This article in The New Republic, written by Sean Willenz and published a couple of weeks ago, is the best piece of political commentary I’ve read in a long time. It’s main point is that most of the pontificating about the presidential candidates—most commonly, Barack Obama—is not based on any facts, but rather “intuition.” One example that Willenz cites as evidence of pundits’ intuition about Obama is David Brooks’ unbelievable column in The New York Times
Obama is an inner-directed man in a profession filled with insecure outer-directed ones. He was forged by the process of discovering his own identity from the scattered facts of his childhood, a process that is described in finely observed detail in “Dreams From My Father.”
Never mind that Obama’s memoir is riddled–as Obama himself admits–with fictionalizations and “composite characters.” What is an “inner-directed man” anyway, how does Brooks know that Obama is one?

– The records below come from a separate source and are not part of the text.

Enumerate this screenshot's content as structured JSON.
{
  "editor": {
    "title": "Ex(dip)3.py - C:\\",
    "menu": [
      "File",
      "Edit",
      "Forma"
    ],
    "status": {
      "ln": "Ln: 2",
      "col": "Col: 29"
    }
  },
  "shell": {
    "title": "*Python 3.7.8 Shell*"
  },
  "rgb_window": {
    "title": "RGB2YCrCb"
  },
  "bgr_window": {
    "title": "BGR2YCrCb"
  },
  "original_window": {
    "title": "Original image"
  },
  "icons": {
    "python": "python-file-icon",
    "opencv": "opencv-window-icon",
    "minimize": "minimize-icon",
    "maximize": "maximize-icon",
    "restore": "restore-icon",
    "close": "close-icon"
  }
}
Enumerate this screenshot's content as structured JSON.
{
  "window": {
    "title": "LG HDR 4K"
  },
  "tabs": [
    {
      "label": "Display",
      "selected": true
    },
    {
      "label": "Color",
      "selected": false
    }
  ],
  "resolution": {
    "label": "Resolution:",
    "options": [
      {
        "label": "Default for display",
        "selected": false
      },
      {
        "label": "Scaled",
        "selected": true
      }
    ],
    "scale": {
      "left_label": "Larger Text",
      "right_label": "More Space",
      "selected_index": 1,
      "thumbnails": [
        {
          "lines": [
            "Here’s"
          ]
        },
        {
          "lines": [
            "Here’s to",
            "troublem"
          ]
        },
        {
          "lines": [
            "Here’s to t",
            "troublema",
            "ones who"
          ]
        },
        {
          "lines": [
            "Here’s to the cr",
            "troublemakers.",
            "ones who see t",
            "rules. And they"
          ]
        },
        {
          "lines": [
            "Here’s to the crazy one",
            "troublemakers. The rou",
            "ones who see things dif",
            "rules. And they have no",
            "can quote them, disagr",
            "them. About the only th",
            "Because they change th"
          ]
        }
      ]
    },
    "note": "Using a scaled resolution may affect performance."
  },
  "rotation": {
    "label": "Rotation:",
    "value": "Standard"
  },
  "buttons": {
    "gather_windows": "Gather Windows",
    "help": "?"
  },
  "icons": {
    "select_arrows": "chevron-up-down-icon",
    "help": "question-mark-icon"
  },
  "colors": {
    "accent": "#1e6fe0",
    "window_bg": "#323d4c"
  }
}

From his (partially made up, obviously biased) autobiography?Brooks claims, “Like most of the rival campaigns, I’ve been poring over press clippings from Obama’s past, looking for inconsistencies and flip-flops.” I’m sorry, but I simply don’t believe that NYT op-ed columnist David Brooks has spent hours and hours searching through old Hyde Park Herald issues feverishly looking for Obama’s inconsistencies.Anyway, after his apparently exhaustive search for Obama flip-flops, Brooks proclaims, “There are virtually none.” But after my own meticulous investigation–five minutes on Google–I’m ready to point to a couple issues where Obama has been, at best, unclear, and at worst, inconsistent: free trade and gay rights. (Just look at Obama’s statements on fair trade from his website.)The Obama lovefest continues:
[Obama] has a core, and was able to maintain his equipoise, for example, even as his campaign stagnated through the summer and fall. Moreover, he has a worldview that precedes political positions. Some Americans (Republican or Democrat) believe that the country’s future can only be shaped through a remorseless civil war between the children of light and the children of darkness.
He has equipoise? Do Hillary Clinton and John Edwards not have cores? What about their “equipoise”? Brooks’ second sentence here is a textbook case of a strawman argument: Nobody in politics wants a “remorseless civil war.”Brooks spends another paragraph waxing poetic–I think he uses the word “dichotomy”–about Obama’s many virtues. He then asserts, “Obama did not respond to his fatherlessness or his racial predicament with anger and rage, but as questions for investigation, conversation and synthesis.”Umm…actually Obama responded to theses struggles by abusing, as a teenager, alcohol, marijuana, and cocaine, in order to, as Obama puts it, “push questions of who I was out of my mind.” I don’t hold this against him at all–but unlike Brooks, I don’t give him credit for it either.Brooks continues in the same vein for a bit longer, all the while providing not a shred of evidence for any of his claims.It’s amazing that the Times‘ token conservative would get so worked up over a liberal like Obama and [insert joke about how Brooks is a U of C alum and should investigate thing more closely, or something].